I they do not repent, they will be judged for what they do and don't do.

1/23/2012 9:10 AM  
Blogger Brent C Sleasman said...

I haven't done a full word study, but my guess is that one will have a difficult time finding the term "community" used within the Bible in a similar way as it is used today. [I understand the limitations of English versions, etc.]

But, the language of family and adoption are clearly used in ways that we do not use them today.

So, at the risk of oversimplifying the issue, is it accurate to say that if one is faithful to Scripture, then the language of family and adoption should be much more prominent than the language of community?

One response could be that we are using a contemporary term to help explain what the Bible points toward. But, before we invoke a word from outside Scripture, shouldn't we explore whether or not there is a word from within Scripture that addresses the problem?

That's my point - perhaps recovering the language of family as it is really used in the Bible (and not its sentimentalized version) may be the better approach than bringing in sociological studies of community.

Another question - how much should the language we use to talk about the church be consistent with the language used in the Bible?

1/23/2012 11:15 AM  
Blogger Dan Masshardt said...

Brent, Your question is good.

It would seem to me that we should prefer biblical terms.

It seems to me that concepts of community are there in the Bible, but using the word and mean different things to different people...

When we speak of community, I often think that we want to be a part of a neighborhood again like in the 50's. But people don't often really want what the Bible talks about. We say 'brother' and 'sister' in the church, but we don't really mean it.

All that to say, I'm in favor of using biblical term over others.

I think that adoption ties into family and provides a richer understanding of the depth of our bonds to one another much better than community.

Adoption also helps us to think about having family that is not connected by biological dna, but connected by something deeper.

1/23/2012 11:33 AM  
Blogger bill Sloat said...

Brent and Dan,

I think that emphasis on community is a corruption of biblical themes.

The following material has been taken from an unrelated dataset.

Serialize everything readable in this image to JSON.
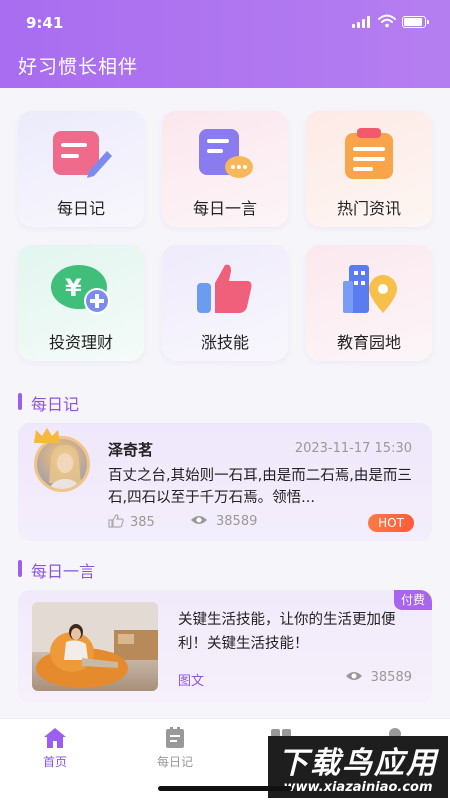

While the adoption metaphor is relatively rare in Scripture, the theme of family is everywhere, especially in the New Testament. It may be the most dominant of all New Testament themes and I suspect that it is the most common metaphor.

How does the so-called "Lord's Prayer" begin? "Our Father."

Didn't Jesus challenge Mary and His earthly family by asking, "Who is my mother? Who are my brothers...whoever does the will of my Father in heaven is my brother and sister and mother."

Paul makes it clear that Jesus is the first born of many brothers.

The danger in diluting this family talk so we can talk of and search for community, I believe, is that it allows for less intimacy--it provides a degree of separation from the love--the agape--that Jesus says is the greatest command in the law and which is the essence of His New Command.

I've said before that the way of the shepherd culture is the way of moderation. But, when we repent of the community metaphor and cling to the Word's metaphor of family, there is no place for moderation, only intimate love.